I don’t have specific knowledge on Brandscreen. But I’m familiar with the market situation in Japan, India and Sydney, where we have offices and where Brandscreen has operated. People think about APAC as a region, but once you’re here it is obvious that it is not. It’s 12 different markets. I suspect that one of the challenges for Brandscreen was that they spread themselves too thin. And part of it was down to bad luck. We tackled the US first, which was an easier market for us to attack. What happened to Brandscreen doesn’t say anything about the health of the space on a segment level. But there are lessons for all of us in the execution and operation of Brandscreen.

What are your plans for the next 12 months?

We’re growing rapidly in APAC. We have two people in Singapore, but we’re slated to grow to seven by the end of the year. More broadly, from a sales and marketing perspective, we want to have grown by around 15 to 25 per cent by the end of year.
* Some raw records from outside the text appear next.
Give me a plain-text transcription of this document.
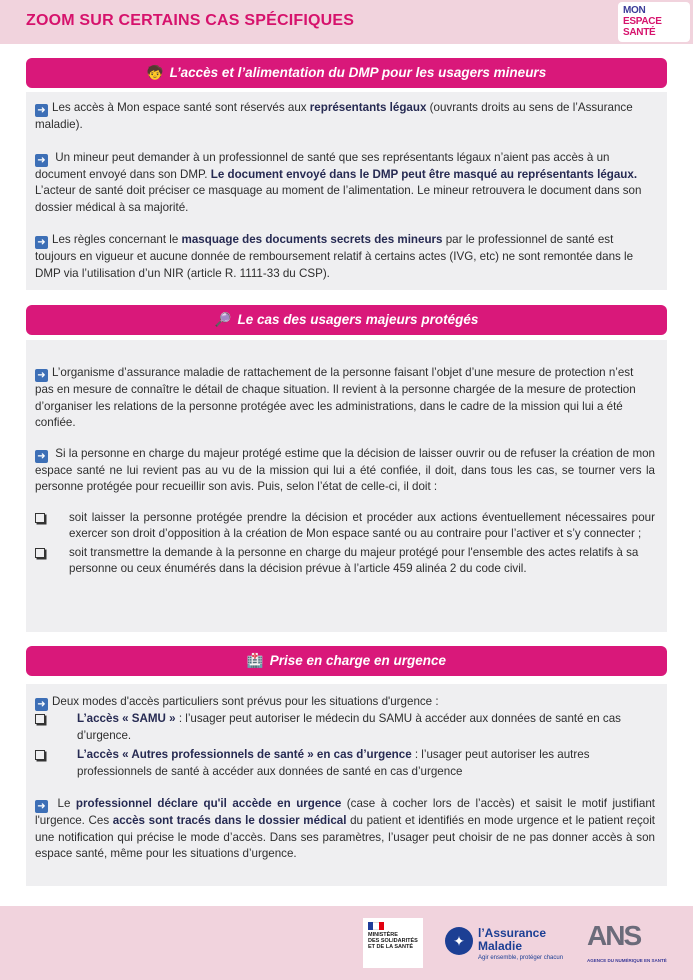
ZOOM SUR CERTAINS CAS SPÉCIFIQUES
MON
ESPACE
SANTÉ
🧒 L’accès et l’alimentation du DMP pour les usagers mineurs

➜ Les accès à Mon espace santé sont réservés aux représentants légaux (ouvrants droits au sens de l’Assurance maladie).

➜ Un mineur peut demander à un professionnel de santé que ses représentants légaux n’aient pas accès à un document envoyé dans son DMP. Le document envoyé dans le DMP peut être masqué au représentants légaux. L’acteur de santé doit préciser ce masquage au moment de l’alimentation. Le mineur retrouvera le document dans son dossier médical à sa majorité.

➜ Les règles concernant le masquage des documents secrets des mineurs par le professionnel de santé est toujours en vigueur et aucune donnée de remboursement relatif à certains actes (IVG, etc) ne sont remontée dans le DMP via l’utilisation d’un NIR (article R. 1111-33 du CSP).

🔎 Le cas des usagers majeurs protégés

➜ L’organisme d’assurance maladie de rattachement de la personne faisant l’objet d’une mesure de protection n’est pas en mesure de connaître le détail de chaque situation. Il revient à la personne chargée de la mesure de protection d’organiser les relations de la personne protégée avec les administrations, dans le cadre de la mission qui lui a été confiée.

➜ Si la personne en charge du majeur protégé estime que la décision de laisser ouvrir ou de refuser la création de mon espace santé ne lui revient pas au vu de la mission qui lui a été confiée, il doit, dans tous les cas, se tourner vers la personne protégée pour recueillir son avis. Puis, selon l’état de celle-ci, il doit :

soit laisser la personne protégée prendre la décision et procéder aux actions éventuellement nécessaires pour exercer son droit d’opposition à la création de Mon espace santé ou au contraire pour l’activer et s’y connecter ;
soit transmettre la demande à la personne en charge du majeur protégé pour l'ensemble des actes relatifs à sa personne ou ceux énumérés dans la décision prévue à l’article 459 alinéa 2 du code civil.
🏥 Prise en charge en urgence

➜ Deux modes d'accès particuliers sont prévus pour les situations d'urgence :

L’accès « SAMU » : l’usager peut autoriser le médecin du SAMU à accéder aux données de santé en cas d’urgence.
L’accès « Autres professionnels de santé » en cas d’urgence : l’usager peut autoriser les autres professionnels de santé à accéder aux données de santé en cas d’urgence

➜ Le professionnel déclare qu'il accède en urgence (case à cocher lors de l’accès) et saisit le motif justifiant l'urgence. Ces accès sont tracés dans le dossier médical du patient et identifiés en mode urgence et le patient reçoit une notification qui précise le mode d’accès. Dans ses paramètres, l’usager peut choisir de ne pas donner accès à son espace santé, même pour les situations d’urgence.

MINISTÈRE
DES SOLIDARITÉS
ET DE LA SANTÉ	✦	l’Assurance
Maladie
Agir ensemble, protéger chacun
ANS
AGENCE DU NUMÉRIQUE EN SANTÉ
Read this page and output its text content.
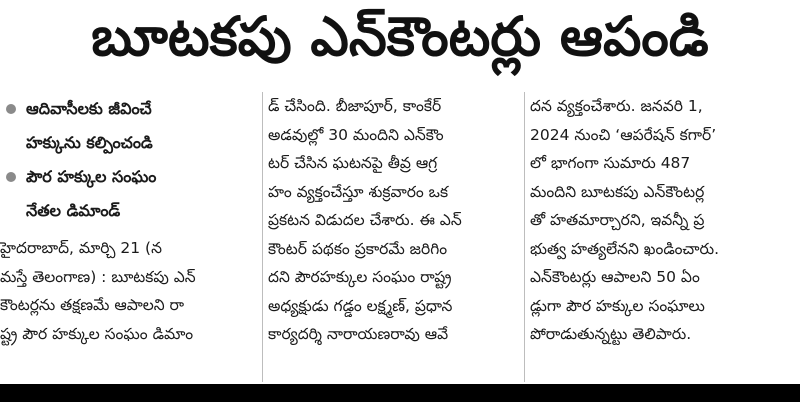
బూటకపు ఎన్‌కౌంటర్లు ఆపండి
ఆదివాసీలకు జీవించే
హక్కును కల్పించండి
పౌర హక్కుల సంఘం
నేతల డిమాండ్
హైదరాబాద్, మార్చి 21 (న
మస్తే తెలంగాణ) : బూటకపు ఎన్
కౌంటర్లను తక్షణమే ఆపాలని రా
ష్ట్ర పౌర హక్కుల సంఘం డిమాం
డ్ చేసింది. బీజాపూర్, కాంకేర్
అడవుల్లో 30 మందిని ఎన్‌కౌం
టర్ చేసిన ఘటనపై తీవ్ర ఆగ్ర
హం వ్యక్తంచేస్తూ శుక్రవారం ఒక
ప్రకటన విడుదల చేశారు. ఈ ఎన్
కౌంటర్ పథకం ప్రకారమే జరిగిం
దని పౌరహక్కుల సంఘం రాష్ట్ర
అధ్యక్షుడు గడ్డం లక్ష్మణ్, ప్రధాన
కార్యదర్శి నారాయణరావు ఆవే
దన వ్యక్తంచేశారు. జనవరి 1,
2024 నుంచి ‘ఆపరేషన్ కగార్’
లో భాగంగా సుమారు 487
మందిని బూటకపు ఎన్‌కౌంటర్ల
తో హతమార్చారని, ఇవన్నీ ప్ర
భుత్వ హత్యలేనని ఖండించారు.
ఎన్‌కౌంటర్లు ఆపాలని 50 ఏం
డ్లుగా పౌర హక్కుల సంఘాలు
పోరాడుతున్నట్టు తెలిపారు.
We recently acquired Mocean Mobile [for US$15.5 million, according to a story on AdAge], an ad server for publishers built specifically for the mobile environment. We’ve not yet set up operations for it in APAC, but we aim to this quarter. There are a lot of mobile-first and mobile-only markets in Asia, and we’re looking to invest in scaling our mobile business in APAC.

But the biggest focus for us is really around market education. Some markets like Australia are quite mature, but in other markets such as Southeast Asia less than 10 per cent of digital budgets are programmatic. There’s an opportunity to work hand in hand with agencies and show them how they can benefit. But there’s often not enough supply from publishers. The long-term benefit is that programmatic will drive pricing for publishers, and that will ultimately support more free content they can deliver for their audiences.